Ralph E. Luker - 10/22/2004

A "Fox effect" might be to keep people in ignorance. An "NPR effect" might be to keep people well informed. I don't see any libel, myth, or slander in it.

Ralph E. Luker - 10/22/2004

If you've not been following the story on Senator James Bunning of Kentucky, he's running for re-election. He'd be better served if he could simply not say a public word because Bush will carry the state in a walk and an incumbent Republican Senator there _should_ have an easy time of it. But a) Senator Bunning isn't very bright to begin with; and b) there's considerable suspicion that he's in early Alzheimer's. He's killed a strong early lead in the race and, even with a relatively weak opponent, chances are about 50/50 that Democrats could pick up a Senate seat in Kentucky.

Jonathan Dresner - 10/22/2004

The problem is not that Fox does not cover the same major stories that the others do.
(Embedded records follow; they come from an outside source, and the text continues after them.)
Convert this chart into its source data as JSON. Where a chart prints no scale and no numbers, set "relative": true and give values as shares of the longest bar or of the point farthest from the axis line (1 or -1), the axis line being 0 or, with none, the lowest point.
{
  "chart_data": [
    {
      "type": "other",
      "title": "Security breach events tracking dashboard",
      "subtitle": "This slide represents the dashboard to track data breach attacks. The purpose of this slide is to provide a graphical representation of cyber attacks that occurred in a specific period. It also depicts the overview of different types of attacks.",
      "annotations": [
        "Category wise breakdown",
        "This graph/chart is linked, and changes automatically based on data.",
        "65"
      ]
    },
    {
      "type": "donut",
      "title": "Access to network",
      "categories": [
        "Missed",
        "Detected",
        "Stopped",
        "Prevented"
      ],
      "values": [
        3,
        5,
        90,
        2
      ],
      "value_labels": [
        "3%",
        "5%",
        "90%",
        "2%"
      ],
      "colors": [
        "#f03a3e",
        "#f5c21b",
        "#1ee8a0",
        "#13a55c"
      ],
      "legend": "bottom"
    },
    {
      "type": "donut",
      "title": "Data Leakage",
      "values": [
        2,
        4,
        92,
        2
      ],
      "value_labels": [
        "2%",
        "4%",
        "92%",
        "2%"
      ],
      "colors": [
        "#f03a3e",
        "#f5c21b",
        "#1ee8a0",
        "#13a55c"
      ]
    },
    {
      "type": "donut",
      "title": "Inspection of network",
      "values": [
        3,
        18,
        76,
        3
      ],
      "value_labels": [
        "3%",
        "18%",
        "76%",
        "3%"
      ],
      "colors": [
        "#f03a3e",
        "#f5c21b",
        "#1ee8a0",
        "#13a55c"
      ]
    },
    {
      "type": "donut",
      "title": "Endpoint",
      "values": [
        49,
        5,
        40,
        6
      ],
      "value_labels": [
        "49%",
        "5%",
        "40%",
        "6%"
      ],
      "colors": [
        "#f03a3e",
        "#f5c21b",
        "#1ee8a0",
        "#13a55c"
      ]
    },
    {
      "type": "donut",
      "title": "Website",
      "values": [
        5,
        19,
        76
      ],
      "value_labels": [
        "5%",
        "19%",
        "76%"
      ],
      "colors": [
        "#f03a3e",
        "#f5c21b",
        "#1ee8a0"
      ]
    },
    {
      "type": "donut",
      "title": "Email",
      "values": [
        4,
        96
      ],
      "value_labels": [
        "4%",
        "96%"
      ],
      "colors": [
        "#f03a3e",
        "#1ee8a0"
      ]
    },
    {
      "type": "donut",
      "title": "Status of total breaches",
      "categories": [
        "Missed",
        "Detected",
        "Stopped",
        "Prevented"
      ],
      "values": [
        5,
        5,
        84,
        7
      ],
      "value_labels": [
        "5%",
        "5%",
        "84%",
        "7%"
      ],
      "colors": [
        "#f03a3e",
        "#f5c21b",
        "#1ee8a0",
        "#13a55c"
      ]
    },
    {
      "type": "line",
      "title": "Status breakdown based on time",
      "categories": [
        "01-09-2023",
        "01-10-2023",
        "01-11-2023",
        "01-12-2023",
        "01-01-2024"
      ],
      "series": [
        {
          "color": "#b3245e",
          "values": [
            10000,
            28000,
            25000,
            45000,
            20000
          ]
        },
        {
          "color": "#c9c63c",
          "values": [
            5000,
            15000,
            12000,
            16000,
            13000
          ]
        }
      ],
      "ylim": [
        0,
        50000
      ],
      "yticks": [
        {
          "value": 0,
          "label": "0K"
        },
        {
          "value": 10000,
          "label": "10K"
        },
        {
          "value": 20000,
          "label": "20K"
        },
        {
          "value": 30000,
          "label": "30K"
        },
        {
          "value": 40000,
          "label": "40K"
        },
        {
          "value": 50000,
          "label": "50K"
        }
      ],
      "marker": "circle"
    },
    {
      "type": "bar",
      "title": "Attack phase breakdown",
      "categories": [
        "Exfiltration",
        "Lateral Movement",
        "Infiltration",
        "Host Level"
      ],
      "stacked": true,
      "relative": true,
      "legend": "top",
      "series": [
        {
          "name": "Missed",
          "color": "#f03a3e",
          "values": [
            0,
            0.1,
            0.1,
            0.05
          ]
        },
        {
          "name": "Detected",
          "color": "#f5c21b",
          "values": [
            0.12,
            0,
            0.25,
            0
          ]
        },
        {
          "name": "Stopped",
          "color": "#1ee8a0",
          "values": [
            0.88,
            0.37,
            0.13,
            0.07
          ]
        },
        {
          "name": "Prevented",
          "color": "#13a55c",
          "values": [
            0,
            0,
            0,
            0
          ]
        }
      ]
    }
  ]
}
Rarely is bias so blatant: but the mix and spin is so distorted that even a regular viewer with a strong interest in Iraq and military affairs (as I presume the Congressman is) could miss a story like this.

Jonathan Dresner - 10/22/2004

Myth? Slander? Whatever you want to call it, it's unwarranted and I'm sick of it.

Ralph E. Luker - 10/22/2004

Jeez, Richard, now you're defending Fox! What compulsion drives you? Look at the data KC cites. It suggests that there is Fox-fed ignorance in the public.

Richard Henry Morgan - 10/22/2004

I did a search of the Fox News website, and it seems they carried a story (from AP) on that topic on Sunday 17 October. In it, it details how the refuseniks were from the 343rd Quartermaster Company, one of the few units whose trucks had yet to be armored.

Interestingly, it may have been a good thing if you did not rely on CBS for your information concerning this story. Over at they quote Rather as saying that "units" (plural) refused, rather than just the 343rd company -- not that I'm suggesting any bias on the part of Rather, of course.

Ralph E. Luker - 10/22/2004

Jonathan, I keep Atlanta's NPR station on in my house all day long. I sleep with Atlanta's NPR station on in my bedroom, whenever I sleep. But don't you think it's a little strong to talk about an "NPR libel"?

Jonathan Dresner - 10/22/2004

While it may be true that NPR is more heavily supported and listened to by liberals, the balance and substance of NPR reporting is good.

I can't seem to find it in this survey, but previous surveys which identified respondents by primary news source have consistently found that NPR listeners correctly understand the situation roughly the same amount as newspaper readers, much more frequently than "big three" network viewers and ... well Fox viewers came in last, that's all I'll say.